I opened the bottle of wine and poured two glasses. I took a sip from mine and at once felt dizzy. I needed something to eat. I rummaged in the cupboards and found a packet of salt and vinegar crisps, which I ate standing up, cramming them into my mouth. I took another cautious sip of wine, then sat down on the sofa again. My head throbbed, my eyes burned with fatigue and the cut on my side was prickling. It felt so wonderfully warm and safe in here, down in the basement, with baby clothes draped over radiators and a big vase of dark orange chrysanthemums on the table, like flames.
"OK?" Sadie was back. She sat beside me, unbuttoned her shirt and undid her bra. She held Pippa to her breast, then sighed and settled back. "Tell me, then. It was bloody Terry, wasn't it? Your poor face, it's still bruised. You shouldn't have gone back. I thought you'd gone on holiday."
"Holiday?" I repeated.
"You said you were going to book one," she said.
"There was no holiday," I said.
"What did he do this time?"
"Who?"
"Terry." She peered at me. "Are you all right?"
"What makes you think it was Terry?"
"It's obvious. Especially after what happened last time. Oh, Abbie."
"What do you mean, "last time"?"
"When he hit you."
"So he did hit me."
"Yes. Hard. Abbie? You must remember."
"Tell me anyway."
She looked at me, puzzled, wondering if this was some kind of joke.
"This is weird. You argued, he hit you, you left him and came here. You said it was over for good this time. You were very determined. Almost excited, really. Happy, even. So you went back?"
"No." I shook my head. "At least, I don't know. But it wasn't him."
"You're not making sense." She stared at me, frowning, and then turned back to Pippa.
"I got hit over the head," I said. "Now I can't remember things. I can't remember leaving Terry, or coming here, or anything."
She made a whistling sound between her teeth. I couldn't tell if it was shock or incredulity. "You mean, you were concussed or something?"
"Something like that."
"So you really can't remember?"
"I really can't."
"You can't remember leaving Terry?"
"No."
"Or coming here?"
"No."
"Or moving out again?"
"Did I move out again? I suppose I must have done nothing of mine's here, is it? Where did I go?"
"You really can't remember?"
"No." I felt tired of saying it.
"You went to Sheila and Guy's."
"So I went there on the Sunday?"
"I guess. Yes, that must be right. Days of the week seem to merge for me at the moment."
"And you didn't see me again, till now, I mean?"
"No. I thought you were away."
"Oh, well."
"Abbie, tell me what happened. The whole story."

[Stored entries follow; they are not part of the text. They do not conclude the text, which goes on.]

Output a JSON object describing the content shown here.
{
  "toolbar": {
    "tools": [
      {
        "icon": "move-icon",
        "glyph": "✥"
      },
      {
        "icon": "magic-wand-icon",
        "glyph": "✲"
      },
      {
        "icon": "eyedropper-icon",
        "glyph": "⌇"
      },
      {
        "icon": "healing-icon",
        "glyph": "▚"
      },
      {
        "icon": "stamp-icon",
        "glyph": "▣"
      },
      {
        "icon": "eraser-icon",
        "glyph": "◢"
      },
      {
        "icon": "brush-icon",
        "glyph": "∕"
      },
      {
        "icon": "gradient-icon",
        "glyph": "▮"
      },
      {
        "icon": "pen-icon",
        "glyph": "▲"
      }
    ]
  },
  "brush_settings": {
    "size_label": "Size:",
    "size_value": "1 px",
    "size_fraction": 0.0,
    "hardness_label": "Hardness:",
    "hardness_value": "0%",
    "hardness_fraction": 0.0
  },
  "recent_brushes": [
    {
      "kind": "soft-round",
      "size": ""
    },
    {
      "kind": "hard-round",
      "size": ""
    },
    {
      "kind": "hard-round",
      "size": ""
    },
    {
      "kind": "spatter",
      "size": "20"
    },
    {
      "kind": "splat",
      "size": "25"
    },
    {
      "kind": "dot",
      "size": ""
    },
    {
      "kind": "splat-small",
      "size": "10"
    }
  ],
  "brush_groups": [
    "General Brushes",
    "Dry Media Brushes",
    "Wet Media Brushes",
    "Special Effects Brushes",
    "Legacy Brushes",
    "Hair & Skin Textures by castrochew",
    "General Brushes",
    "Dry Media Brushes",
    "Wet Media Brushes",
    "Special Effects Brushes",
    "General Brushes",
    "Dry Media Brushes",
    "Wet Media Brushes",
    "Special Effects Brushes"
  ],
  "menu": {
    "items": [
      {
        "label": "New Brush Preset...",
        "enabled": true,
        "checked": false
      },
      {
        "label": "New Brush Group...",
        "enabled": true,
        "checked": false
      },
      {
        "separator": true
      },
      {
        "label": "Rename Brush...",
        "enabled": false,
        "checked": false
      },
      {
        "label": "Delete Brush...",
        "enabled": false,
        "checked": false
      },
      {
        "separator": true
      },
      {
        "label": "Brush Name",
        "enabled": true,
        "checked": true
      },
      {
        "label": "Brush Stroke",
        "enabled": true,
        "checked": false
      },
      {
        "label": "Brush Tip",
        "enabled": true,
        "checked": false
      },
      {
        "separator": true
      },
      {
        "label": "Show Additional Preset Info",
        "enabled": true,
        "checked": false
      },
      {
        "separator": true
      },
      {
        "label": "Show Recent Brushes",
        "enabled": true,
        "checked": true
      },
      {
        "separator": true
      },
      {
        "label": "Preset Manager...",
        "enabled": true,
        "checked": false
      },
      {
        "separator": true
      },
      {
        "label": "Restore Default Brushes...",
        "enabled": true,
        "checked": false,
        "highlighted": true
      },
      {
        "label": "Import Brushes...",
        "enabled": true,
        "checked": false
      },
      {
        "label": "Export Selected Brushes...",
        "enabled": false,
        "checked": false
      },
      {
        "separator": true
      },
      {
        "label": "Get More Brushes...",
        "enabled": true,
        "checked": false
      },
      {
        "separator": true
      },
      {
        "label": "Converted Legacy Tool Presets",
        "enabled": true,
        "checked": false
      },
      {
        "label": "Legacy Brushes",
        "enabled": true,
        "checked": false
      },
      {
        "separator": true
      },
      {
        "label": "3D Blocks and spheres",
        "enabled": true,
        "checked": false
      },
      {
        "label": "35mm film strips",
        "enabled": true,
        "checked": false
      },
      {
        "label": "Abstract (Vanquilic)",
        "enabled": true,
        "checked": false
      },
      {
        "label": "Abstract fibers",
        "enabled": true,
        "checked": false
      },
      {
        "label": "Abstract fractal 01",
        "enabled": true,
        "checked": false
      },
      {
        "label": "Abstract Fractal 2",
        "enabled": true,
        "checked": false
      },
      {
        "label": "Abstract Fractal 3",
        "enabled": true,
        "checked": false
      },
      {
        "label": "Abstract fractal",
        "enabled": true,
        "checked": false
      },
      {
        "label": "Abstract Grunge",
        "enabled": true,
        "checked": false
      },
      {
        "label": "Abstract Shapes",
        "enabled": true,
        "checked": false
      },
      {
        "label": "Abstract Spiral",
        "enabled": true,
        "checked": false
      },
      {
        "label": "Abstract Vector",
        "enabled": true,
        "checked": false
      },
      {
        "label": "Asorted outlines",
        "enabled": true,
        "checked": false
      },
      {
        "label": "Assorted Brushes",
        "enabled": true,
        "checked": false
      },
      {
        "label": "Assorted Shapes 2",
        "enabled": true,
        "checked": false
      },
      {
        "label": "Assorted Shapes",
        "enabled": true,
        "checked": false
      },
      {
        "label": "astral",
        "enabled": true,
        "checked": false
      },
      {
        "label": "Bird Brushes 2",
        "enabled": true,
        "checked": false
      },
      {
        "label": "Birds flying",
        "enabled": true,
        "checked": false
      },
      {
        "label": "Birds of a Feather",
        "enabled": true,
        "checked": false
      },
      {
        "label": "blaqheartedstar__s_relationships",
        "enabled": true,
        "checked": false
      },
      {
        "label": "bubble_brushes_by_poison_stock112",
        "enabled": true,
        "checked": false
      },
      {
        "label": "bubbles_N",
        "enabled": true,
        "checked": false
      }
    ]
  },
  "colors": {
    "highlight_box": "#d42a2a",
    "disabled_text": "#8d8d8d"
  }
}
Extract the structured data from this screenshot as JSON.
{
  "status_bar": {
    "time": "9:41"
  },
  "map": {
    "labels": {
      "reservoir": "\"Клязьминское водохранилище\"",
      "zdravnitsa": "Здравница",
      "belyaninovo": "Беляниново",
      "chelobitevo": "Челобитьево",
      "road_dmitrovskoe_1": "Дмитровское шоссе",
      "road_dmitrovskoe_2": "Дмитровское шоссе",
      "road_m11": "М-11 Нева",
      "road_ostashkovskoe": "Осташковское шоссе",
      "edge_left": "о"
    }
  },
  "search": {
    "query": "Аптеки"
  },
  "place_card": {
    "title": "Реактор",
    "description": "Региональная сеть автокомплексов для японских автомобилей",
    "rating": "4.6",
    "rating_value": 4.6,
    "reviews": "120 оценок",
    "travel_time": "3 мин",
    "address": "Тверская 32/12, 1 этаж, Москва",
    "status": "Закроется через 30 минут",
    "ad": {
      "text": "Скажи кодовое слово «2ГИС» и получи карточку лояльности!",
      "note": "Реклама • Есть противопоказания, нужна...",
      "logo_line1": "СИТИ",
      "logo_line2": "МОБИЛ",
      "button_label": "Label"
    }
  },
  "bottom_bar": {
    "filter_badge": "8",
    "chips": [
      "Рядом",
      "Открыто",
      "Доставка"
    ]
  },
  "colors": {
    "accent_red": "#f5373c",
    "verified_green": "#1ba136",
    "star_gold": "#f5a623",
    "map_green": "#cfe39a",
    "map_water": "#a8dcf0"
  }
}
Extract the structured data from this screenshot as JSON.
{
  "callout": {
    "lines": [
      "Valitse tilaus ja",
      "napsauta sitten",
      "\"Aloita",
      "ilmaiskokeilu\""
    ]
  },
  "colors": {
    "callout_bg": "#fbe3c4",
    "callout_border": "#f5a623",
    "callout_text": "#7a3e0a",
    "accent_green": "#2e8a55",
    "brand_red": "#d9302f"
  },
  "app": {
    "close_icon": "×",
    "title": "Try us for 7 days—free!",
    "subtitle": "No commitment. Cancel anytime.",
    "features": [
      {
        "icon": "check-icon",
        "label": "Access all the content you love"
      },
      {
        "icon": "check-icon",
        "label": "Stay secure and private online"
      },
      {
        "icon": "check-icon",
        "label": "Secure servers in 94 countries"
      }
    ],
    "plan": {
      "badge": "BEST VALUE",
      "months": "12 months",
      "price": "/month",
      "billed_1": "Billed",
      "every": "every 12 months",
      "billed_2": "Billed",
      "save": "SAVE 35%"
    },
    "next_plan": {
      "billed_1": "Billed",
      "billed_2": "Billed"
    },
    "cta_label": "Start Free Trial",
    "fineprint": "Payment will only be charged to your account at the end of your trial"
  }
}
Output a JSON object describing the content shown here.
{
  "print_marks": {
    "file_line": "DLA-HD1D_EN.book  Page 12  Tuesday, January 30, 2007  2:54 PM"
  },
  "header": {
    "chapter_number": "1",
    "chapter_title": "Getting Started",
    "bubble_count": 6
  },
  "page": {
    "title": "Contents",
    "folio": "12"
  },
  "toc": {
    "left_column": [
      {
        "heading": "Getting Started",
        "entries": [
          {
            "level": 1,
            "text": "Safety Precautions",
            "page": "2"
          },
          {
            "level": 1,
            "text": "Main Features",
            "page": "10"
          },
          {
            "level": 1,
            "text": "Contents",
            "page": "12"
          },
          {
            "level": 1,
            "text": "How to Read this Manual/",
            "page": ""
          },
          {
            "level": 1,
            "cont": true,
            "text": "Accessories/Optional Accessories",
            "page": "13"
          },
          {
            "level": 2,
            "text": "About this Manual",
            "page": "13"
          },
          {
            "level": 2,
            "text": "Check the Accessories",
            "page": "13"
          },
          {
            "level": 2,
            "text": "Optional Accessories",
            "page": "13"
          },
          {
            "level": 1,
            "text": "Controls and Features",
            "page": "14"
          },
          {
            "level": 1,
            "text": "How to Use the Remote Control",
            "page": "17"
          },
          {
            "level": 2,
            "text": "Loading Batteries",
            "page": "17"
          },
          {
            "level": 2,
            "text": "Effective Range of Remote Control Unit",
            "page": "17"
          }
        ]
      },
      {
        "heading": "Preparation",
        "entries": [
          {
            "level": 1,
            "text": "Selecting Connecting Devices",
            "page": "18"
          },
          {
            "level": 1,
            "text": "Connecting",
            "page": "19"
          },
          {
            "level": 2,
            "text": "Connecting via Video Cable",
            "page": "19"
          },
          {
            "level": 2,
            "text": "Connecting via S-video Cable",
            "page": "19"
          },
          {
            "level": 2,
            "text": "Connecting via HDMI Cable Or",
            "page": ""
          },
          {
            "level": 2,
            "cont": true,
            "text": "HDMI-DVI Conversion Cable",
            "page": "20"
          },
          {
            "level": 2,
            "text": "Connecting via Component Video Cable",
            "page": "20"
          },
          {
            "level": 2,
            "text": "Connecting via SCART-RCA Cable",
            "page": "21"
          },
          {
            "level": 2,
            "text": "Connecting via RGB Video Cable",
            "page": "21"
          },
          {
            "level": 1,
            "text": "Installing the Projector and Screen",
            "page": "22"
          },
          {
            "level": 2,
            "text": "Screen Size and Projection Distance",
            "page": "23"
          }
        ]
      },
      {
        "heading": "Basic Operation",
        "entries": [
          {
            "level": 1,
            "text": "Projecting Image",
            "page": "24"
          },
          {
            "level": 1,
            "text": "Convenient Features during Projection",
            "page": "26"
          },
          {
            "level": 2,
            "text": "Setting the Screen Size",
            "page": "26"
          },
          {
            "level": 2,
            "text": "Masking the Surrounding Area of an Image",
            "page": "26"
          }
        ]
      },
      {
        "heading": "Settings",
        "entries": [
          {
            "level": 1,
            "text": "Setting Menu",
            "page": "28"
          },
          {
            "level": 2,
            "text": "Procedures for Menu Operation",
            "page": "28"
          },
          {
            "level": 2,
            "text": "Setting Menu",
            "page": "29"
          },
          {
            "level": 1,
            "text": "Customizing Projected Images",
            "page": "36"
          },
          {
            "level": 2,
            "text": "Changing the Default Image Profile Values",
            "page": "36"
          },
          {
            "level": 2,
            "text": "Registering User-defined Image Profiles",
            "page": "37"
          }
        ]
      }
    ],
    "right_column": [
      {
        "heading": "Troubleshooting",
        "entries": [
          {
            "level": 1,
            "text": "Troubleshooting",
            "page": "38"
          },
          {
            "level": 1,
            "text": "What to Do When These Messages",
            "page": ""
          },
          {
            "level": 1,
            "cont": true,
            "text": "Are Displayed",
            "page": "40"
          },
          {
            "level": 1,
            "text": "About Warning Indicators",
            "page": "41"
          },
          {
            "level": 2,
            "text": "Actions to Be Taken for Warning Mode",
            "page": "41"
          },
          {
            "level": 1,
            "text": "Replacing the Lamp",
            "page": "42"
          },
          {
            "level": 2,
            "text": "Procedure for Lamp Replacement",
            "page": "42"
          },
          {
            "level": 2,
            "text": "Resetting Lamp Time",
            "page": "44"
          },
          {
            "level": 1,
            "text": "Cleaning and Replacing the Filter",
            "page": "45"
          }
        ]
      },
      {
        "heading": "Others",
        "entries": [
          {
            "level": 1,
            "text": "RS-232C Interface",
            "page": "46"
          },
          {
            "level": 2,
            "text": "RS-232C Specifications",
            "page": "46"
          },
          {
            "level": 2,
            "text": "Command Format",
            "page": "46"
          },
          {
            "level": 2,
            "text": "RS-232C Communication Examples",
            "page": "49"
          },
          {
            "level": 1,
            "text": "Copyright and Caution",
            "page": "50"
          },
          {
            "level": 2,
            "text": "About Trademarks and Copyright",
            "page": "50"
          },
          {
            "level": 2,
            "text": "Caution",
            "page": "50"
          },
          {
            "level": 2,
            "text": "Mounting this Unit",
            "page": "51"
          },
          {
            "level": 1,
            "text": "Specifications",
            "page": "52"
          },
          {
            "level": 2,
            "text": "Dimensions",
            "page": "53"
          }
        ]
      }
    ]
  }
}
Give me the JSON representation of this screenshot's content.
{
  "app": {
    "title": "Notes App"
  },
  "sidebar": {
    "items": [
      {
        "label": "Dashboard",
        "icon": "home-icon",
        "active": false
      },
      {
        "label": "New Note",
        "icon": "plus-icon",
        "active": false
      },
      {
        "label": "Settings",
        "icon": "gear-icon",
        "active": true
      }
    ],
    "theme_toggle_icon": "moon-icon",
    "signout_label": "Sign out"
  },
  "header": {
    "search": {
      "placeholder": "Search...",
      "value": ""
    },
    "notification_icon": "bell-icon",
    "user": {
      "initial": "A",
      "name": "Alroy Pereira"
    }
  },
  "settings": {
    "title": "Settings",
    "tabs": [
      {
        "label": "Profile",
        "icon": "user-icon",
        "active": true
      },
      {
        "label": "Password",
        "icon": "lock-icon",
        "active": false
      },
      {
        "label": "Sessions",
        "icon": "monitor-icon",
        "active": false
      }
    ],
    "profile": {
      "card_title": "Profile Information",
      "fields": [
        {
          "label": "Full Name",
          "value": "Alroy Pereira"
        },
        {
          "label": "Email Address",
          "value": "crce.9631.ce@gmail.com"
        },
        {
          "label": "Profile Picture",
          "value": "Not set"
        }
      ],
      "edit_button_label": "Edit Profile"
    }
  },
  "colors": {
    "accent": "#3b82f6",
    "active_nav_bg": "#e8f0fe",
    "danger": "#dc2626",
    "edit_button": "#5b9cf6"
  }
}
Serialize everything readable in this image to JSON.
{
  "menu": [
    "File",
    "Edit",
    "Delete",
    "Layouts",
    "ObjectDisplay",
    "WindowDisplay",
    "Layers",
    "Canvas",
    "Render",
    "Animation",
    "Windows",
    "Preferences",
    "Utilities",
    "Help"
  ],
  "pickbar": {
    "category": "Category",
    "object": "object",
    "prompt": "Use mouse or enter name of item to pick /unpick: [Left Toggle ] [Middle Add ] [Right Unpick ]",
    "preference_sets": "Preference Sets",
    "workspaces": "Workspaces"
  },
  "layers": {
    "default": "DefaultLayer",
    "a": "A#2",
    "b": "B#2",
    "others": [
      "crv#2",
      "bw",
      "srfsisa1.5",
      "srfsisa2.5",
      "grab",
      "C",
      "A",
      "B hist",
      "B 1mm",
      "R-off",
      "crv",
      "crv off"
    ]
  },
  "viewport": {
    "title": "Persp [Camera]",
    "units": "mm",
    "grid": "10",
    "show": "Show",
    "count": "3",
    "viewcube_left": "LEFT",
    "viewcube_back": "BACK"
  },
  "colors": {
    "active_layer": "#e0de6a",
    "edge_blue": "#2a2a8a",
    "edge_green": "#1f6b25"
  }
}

The whole story: I took a sip of my wine and looked at her, while she whispered endearments to her baby. I badly needed to talk to someone, to pour it all out, everything that had happened, the terror in the dark, the shame, the horrible, terminal loneliness, the sense of being dead. I needed to tell someone about the police and the way they'd taken all those emotions and turned them back on me and I needed that someone to be solid as a rock in their faith in me. If they weren't ... I drained the wine in my glass and poured myself some more. If not Sadie, then who? She was my best friend, my oldest friend. I'd been the one she'd turned to after Bob dumped her, when she was eight months pregnant. If Sadie didn't believe me, who would? I took a deep breath.